The unilateral announcement by the Catalan education ministry to bring forward the start of the school year to the beginning of September has had a vigorous response in recent days from the unions in the sector, which have called a five-day strike from March 5th. Beyond the reasons and arguments stated in public by each party, the two sides seem deadlocked with little enthusiasm for giving way, when in this conflict what is missing is dialogue by the truckload, given that neither the administration nor the unions are entirely in the right.
That the minister Cambray's decision is based on a long-running debate on the need to gradually move into step with other countries vis-à-vis their school timetables is true. I myself have raised this in written pieces and speeches on more than one occasion. Obviously, the reason was not so much that teachers' holidays are too long, because this is an argument of great demagoguery, since when they are not taking classes they have, in addition to the holidays that correspond to them, school activities that are also required. By the way, when this debate took place, the two parties that currently make up the government of Catalonia were either against it or silent.
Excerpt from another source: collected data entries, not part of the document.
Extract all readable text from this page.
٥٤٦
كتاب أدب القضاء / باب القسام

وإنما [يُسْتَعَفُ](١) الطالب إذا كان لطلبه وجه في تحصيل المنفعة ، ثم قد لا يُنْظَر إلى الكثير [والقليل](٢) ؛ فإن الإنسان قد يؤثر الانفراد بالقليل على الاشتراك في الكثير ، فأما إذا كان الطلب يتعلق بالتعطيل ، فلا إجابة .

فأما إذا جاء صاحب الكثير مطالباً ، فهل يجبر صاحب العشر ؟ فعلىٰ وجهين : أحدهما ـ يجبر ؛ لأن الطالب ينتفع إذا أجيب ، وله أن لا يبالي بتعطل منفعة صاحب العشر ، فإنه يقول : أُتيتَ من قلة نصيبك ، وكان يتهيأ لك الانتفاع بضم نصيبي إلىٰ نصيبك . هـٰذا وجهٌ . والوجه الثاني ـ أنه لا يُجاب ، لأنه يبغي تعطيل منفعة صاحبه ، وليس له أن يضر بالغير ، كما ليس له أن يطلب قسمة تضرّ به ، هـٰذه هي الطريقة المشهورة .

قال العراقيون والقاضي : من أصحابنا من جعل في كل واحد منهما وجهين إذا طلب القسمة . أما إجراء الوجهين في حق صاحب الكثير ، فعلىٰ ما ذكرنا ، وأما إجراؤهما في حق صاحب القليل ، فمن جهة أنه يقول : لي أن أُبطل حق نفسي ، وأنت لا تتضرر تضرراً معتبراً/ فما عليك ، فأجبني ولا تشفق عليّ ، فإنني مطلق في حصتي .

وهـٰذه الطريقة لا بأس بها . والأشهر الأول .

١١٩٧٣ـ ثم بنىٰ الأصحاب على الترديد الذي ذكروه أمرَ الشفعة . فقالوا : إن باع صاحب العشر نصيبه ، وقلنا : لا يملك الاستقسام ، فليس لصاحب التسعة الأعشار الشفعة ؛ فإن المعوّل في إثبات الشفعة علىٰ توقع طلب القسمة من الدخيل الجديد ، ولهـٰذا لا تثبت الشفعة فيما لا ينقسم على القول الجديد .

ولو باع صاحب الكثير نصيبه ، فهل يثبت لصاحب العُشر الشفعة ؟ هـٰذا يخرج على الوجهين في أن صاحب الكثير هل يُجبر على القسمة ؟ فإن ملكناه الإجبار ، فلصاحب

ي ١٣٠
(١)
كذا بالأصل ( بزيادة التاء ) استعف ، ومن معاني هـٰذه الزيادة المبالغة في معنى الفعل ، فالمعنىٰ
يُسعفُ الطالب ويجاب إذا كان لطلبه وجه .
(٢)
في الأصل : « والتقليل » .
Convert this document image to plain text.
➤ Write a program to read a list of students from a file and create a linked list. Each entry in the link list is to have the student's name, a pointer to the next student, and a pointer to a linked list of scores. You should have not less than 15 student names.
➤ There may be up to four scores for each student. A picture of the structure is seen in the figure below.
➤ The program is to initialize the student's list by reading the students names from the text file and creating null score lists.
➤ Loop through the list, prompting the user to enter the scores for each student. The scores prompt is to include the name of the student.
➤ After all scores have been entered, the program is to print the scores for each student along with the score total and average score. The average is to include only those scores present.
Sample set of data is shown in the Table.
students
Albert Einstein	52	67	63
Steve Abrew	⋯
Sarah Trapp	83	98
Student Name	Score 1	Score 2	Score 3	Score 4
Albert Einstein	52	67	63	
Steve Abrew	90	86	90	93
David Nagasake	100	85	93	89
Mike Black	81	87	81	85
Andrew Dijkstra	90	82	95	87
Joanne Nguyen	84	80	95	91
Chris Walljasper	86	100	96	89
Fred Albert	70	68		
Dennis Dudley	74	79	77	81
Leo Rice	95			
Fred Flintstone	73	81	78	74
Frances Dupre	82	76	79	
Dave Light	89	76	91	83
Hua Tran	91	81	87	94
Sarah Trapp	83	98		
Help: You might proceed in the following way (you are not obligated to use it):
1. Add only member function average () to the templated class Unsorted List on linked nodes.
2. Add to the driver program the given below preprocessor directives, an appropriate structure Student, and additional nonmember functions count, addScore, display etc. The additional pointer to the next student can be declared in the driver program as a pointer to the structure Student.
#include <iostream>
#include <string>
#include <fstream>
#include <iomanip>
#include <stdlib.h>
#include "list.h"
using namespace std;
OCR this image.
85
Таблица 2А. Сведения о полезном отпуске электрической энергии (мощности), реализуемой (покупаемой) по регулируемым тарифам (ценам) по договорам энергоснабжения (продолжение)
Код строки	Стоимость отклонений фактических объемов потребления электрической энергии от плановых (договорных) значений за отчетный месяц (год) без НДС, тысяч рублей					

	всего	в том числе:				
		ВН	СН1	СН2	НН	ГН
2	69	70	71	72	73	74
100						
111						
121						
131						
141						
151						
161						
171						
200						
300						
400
It is therefore welcome that the Catalan government enters into a debate that has been put off for many years. However, what cannot and should not be done is to try, without an in-depth and broad debate, to impose something so sensitive, which affects so many sectors of society - from teachers to families - and with so many vertices, as the school calendar. It is not enough to impose and then talk. In any case, and this isn't ever the best way either, it should be the other way around. The education department has shown clarity in its diagnosis and clumsiness in its presentation. Not to mention that the funds it proposes to use to carry out its plan may not be so easy to free from the meagre contents of the Generalitat's coffers. In summary, it's all happened the wrong way round.
Until March 5th, there remains time to avoid the strike, which would be massively disruptive for families, and both parties would have a hard job of explaining how it got that far. The Catalan ministry of education has to make a move and offer a serious negotiation process to the unions, something that has not happened so far. And the education unions should consider alternative scenarios to the strike if there is a breakthrough in negotiations.
Dialogue is often spoken of as synonymous with negotiation. What is happening with Madrid, for example, is dialogue at best, and nothing more. Because the other side doesn't want to have anything to do with a negotiation. The ministry and the unions must not settle for dialogue that goes nowhere. Negotiation and agreement are needed. And this is the pending issue of both parties in a contention that could not have started on a worse foot.